EL: Creio que aceitar o desafio para compor o TSE é um modo de, ao conferir visibilidade, dizer às meninas e mulheres negras que esses espaços também nos cabe. Então, o primeiro trabalho é esse de me colocar na cena, estar nesse espaço como uma pessoa viável. Além disso, nós não podemos ficar apenas nesses gestos. Precisamos, por exemplo, ampliar a destinação de recursos para campanhas de mulheres negras. O TSE acabou de concluir as resoluções e uma delas, que envolve a distribuição de recursos para as campanhas, reitera que os partidos terão que distribuir os recursos do Fundo Especial de Financiamento de Campanha (FEFC), terão de distribuir proporcionalmente entre homens e mulheres, entre mulheres negras e mulheres não-negras, como também entre homens negros e homens não-negros. 

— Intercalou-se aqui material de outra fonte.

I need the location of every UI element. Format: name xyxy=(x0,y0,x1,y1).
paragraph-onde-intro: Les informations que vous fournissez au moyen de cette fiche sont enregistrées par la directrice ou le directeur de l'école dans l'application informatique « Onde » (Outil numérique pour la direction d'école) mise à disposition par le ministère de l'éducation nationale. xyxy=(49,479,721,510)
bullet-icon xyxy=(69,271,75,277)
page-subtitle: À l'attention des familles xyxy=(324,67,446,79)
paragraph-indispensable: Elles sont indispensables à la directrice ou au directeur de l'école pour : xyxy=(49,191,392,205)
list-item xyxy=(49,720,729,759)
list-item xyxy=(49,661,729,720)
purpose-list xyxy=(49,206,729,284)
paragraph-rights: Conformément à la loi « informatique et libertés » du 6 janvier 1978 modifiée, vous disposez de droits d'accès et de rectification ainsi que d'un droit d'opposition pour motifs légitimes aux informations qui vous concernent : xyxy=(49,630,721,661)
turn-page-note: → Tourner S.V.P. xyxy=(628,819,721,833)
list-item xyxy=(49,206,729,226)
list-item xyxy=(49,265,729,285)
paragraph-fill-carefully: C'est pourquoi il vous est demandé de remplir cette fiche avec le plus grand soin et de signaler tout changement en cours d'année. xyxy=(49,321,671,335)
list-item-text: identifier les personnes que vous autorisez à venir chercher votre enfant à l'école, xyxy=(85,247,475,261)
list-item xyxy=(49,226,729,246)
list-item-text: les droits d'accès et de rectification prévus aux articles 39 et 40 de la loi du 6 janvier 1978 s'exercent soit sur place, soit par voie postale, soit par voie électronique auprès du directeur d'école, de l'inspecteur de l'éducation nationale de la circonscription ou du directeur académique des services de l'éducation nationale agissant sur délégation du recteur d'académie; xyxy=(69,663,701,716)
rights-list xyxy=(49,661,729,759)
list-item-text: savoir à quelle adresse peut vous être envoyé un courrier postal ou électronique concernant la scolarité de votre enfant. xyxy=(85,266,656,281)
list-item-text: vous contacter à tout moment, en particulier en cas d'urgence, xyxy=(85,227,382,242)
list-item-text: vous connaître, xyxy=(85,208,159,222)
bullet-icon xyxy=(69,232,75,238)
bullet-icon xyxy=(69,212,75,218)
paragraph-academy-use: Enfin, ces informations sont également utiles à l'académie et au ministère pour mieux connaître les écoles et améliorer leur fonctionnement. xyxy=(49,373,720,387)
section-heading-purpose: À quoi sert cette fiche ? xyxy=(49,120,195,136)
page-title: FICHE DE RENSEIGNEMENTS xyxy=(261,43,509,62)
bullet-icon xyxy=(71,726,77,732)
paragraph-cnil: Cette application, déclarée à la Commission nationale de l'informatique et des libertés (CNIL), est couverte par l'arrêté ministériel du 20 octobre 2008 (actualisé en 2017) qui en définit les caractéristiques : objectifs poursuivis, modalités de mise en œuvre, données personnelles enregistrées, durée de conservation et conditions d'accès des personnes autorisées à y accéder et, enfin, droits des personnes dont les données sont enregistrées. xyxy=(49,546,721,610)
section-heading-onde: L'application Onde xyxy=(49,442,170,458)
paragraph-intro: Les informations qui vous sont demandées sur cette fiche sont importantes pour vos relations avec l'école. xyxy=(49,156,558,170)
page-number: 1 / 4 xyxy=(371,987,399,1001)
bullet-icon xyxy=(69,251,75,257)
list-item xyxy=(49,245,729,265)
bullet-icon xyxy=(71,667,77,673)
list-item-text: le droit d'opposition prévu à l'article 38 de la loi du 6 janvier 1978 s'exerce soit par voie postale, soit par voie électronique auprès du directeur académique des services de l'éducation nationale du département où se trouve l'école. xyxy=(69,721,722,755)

Então, o TSE vem trabalhando muito firmemente no controle dessa distribuição e regulando naquele ambiente que envolve o processo eleitoral e possui suas ambientações próprias. Mas, além disso, o TSE tem mecanismos internos como a comissão de igualdade racial, na qual sou coordenadora institucional, e essa comissão se dedica a trabalhar, a buscar possibilidades de promover essa igualdade racial. Outra coisa importante: o TSE destaca que o percentual de candidaturas de pessoas negras nas eleições de 2024 será aferido imediatamente após o registro e, ainda mais, o TSE tem se mobilizado para viabilizar controles da distribuição do tempo na propaganda eleitoral, do uso dos espaços públicos variados para a propaganda de campanhas negras. 


Temos atuado em várias frentes, aquelas que lhe são próprias constitucionalmente, para promover e proteger a participação de mulheres negras na política. Agora, essa é uma tarefa da coletividade e não apenas do tribunal. Precisamos compreender que termos mais mulheres negras na política é uma questão de justiça, de equidade. Nós somos a maioria da população brasileira e precisamos, por justa medida, ocupar os cargos da política brasileira.

 

CE: Estamos às vésperas de eleições municipais cercadas por duas preocupações correlatas: o uso da inteligência artificial e a disseminação das fake news. Na última semana, o TSE publicou doze resoluções que irão nortear o trabalho da Corte durante o pleito e uma delas trata da IA. As normas postas vão dar conta de mitigar eventuais danos causados pelo uso irregular desse mecanismo? 


EL: É importante destacarmos que a inteligência humana pode e deve ser utilizada em favor dos processos decisórios, principalmente dos processos políticos. Por outro lado, sabemos que a manipulação das tecnologias com o objetivo de impactar o resultado de pleitos eleitorais também é uma realidade. O TSE vem fazendo a sua parte e, como você mencionou, além das resoluções próprias regulamentando a matéria, contendo, naquela parte que lhe é própria, a possibilidade de expansão da propaganda sintética, do uso inadequado desse mundo tecnológico. Estamos prontos, com muita experiência, para enfrentar aqueles que tentarem manipular o resultado dos pleitos, abusando da comunicação no mundo digital. Há um desafio, mas a Justiça Eleitoral tem dado mostras de que ela se encontra à altura desse desafio. 

A resolução específica sobre a IA, a resolução sobre ilícitos eleitorais e a presidência vigorosa da ministra Cármen Lúcia [que estará à frente da Corte nas eleições] são gestos muito nítidos de que a Justiça Eleitoral não vai pactuar com a violência política, muito menos contra as mulheres e menos ainda contra as mulheres negras no ambiente digital. Então, note que temos um conjunto de ações para dizer à sociedade: 'olha, a Justiça Eleitoral, no que lhe compete, está a postos e vai cumprir o seu papel'.